Le pasteur, auteur de ce livre, avoue avoir cherché des signes (miracles) qui l’auraient mis sur le chemin de la foi. Il a dépassé ce stade en comprenant mieux le récit évangélique qui met en scène dix lépreux guéris par Jésus, tandis qu’un seul vient lui dire sa reconnaissance et s’entend dire : « Ta foi t’a guéri ! ». La foi est d’abord action de grâces et fidélité dans la reconnaissance. Très bien vu ! J’ai mille et une raisons d’être reconnaissant. A Dieu et aux hommes à travers lesquels il agit.
« Sur mon bureau j’ai un petit morceau de bois acheté un jour dans un monastère sur lequel est écrit : « Ma grâce te suffit ! ». Sur l’autre côté est écrit : « Tais-toi et rame ! ». Selon les jours, je m’appuie sur l’une ou l’autre de ces paroles. » (op.cit. p.33)
« C’est une grâce que de pouvoir vivre la présence de Dieu à travers nos pensées et sentiments. Mais lorsque nous ne le pouvons pas, cela ne veut pas dire que Dieu est absent. Il nous appelle alors à une fidélité plus grande. » (op.cit. p.32)
« Le ministère pastoral est un accomplissement qui donne tout son poids à la succession des jours et qui inscrit les fragilités de son existence dans le temps de Dieu. Goethe a écrit que l’homme le plus heureux est celui qui peut relier la fin de sa vie avec son commencement. Si l’on se réfère à ce critère, je suis un homme heureux. (op.cit. p.45).
Et moi donc ? Chaque matin je devrais m’émerveiller comme un enfant pour tout ce qui m’est donné « gratuitement », par grâce, et le reconnaître aussi devant Dieu. Je devrais noter dans mon Journal quotidien tous ces moments de grâce.
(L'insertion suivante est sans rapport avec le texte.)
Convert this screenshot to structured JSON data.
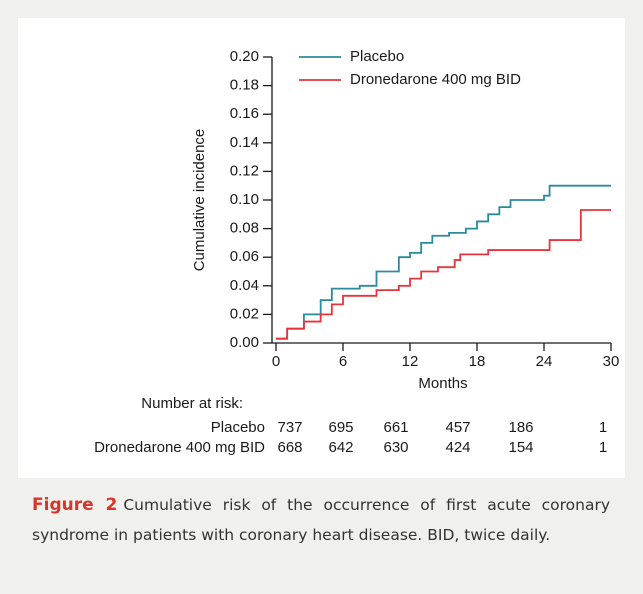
{
  "chart_data": {
    "type": "step",
    "xlabel": "Months",
    "ylabel": "Cumulative incidence",
    "xlim": [
      0,
      30
    ],
    "ylim": [
      0,
      0.2
    ],
    "xticks": [
      0,
      6,
      12,
      18,
      24,
      30
    ],
    "yticks": [
      {
        "value": 0,
        "label": "0.00"
      },
      {
        "value": 0.02,
        "label": "0.02"
      },
      {
        "value": 0.04,
        "label": "0.04"
      },
      {
        "value": 0.06,
        "label": "0.06"
      },
      {
        "value": 0.08,
        "label": "0.08"
      },
      {
        "value": 0.1,
        "label": "0.10"
      },
      {
        "value": 0.12,
        "label": "0.12"
      },
      {
        "value": 0.14,
        "label": "0.14"
      },
      {
        "value": 0.16,
        "label": "0.16"
      },
      {
        "value": 0.18,
        "label": "0.18"
      },
      {
        "value": 0.2,
        "label": "0.20"
      }
    ],
    "legend": "top-left",
    "series": [
      {
        "name": "Placebo",
        "color": "#2b8a9c",
        "x": [
          0,
          1,
          2.5,
          4,
          5,
          7.5,
          9,
          11,
          12,
          13,
          14,
          15.5,
          17,
          18,
          19,
          20,
          21,
          24,
          24.5,
          30
        ],
        "values": [
          0.003,
          0.01,
          0.02,
          0.03,
          0.038,
          0.04,
          0.05,
          0.06,
          0.063,
          0.07,
          0.075,
          0.077,
          0.08,
          0.085,
          0.09,
          0.095,
          0.1,
          0.103,
          0.11,
          0.11
        ]
      },
      {
        "name": "Dronedarone 400 mg BID",
        "color": "#e8343a",
        "x": [
          0,
          1,
          2.5,
          4,
          5,
          6,
          8,
          9,
          11,
          12,
          13,
          14.5,
          16,
          16.5,
          19,
          24,
          24.5,
          27.3,
          30
        ],
        "values": [
          0.003,
          0.01,
          0.015,
          0.02,
          0.027,
          0.033,
          0.033,
          0.037,
          0.04,
          0.045,
          0.05,
          0.053,
          0.058,
          0.062,
          0.065,
          0.065,
          0.072,
          0.093,
          0.093
        ]
      }
    ],
    "at_risk": {
      "title": "Number at risk:",
      "rows": [
        {
          "name": "Placebo",
          "values": [
            "737",
            "695",
            "661",
            "457",
            "186",
            "1"
          ]
        },
        {
          "name": "Dronedarone 400 mg BID",
          "values": [
            "668",
            "642",
            "630",
            "424",
            "154",
            "1"
          ]
        }
      ]
    }
  },
  "caption": {
    "label": "Figure 2",
    "text": "Cumulative risk of the occurrence of first acute coronary syndrome in patients with coronary heart disease. BID, twice daily."
  }
}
Non seulement ceux que je perçois moi-même et qui me concernent, mais tous ceux qui illuminent mon chemin, quelles que soient la nature et l’origine de leur source lumineuse.
Ceci dit, j’ai été tout de même surpris par la décision prise par Antoine Nouis de démissionner de la charge pastorale pour laquelle il était reconnu et rétribué par l’Eglise réformée unie de France. Une démarche qui m’a paru contredire ses affirmations sur la fidélité. En fait, il ne démissionne pas de sa pastorale, mais de l’administration d’une Eglise repliée sur elle-même, incapable, selon lui, de se renouveler. Le jugement qui a conduit à cette décision n’appartient qu’à lui. Sans trop de finesse, un autre dirait plutôt : « Cette Eglise demeure ma mère, même s’il lui arrive parfois, hélas, de se comporter comme une p… ».
Qui suis-je pour la condamner ? Je ne me sens pas le droit de me dissocier des frères et des sœurs qui ont reçu d’elle le même baptême, sur lesquels a été invoqué le même Esprit.
En aucune façon ma remarque ne voudrait décourager une personne à entreprendre la lecture de ce livre simple, sans érudition inutile et qui concerne tout croyant. Paroles d’un sage dont tout humain peut tirer profit. Il permet aussi de connaître le contenu de la foi et le comportement des ministres de nos Eglises chrétiennes, sans exclure les rabbins de tous les âges dont les propos sont souvent cités dans ce modeste ouvrage. Un modèle d’œcuménisme.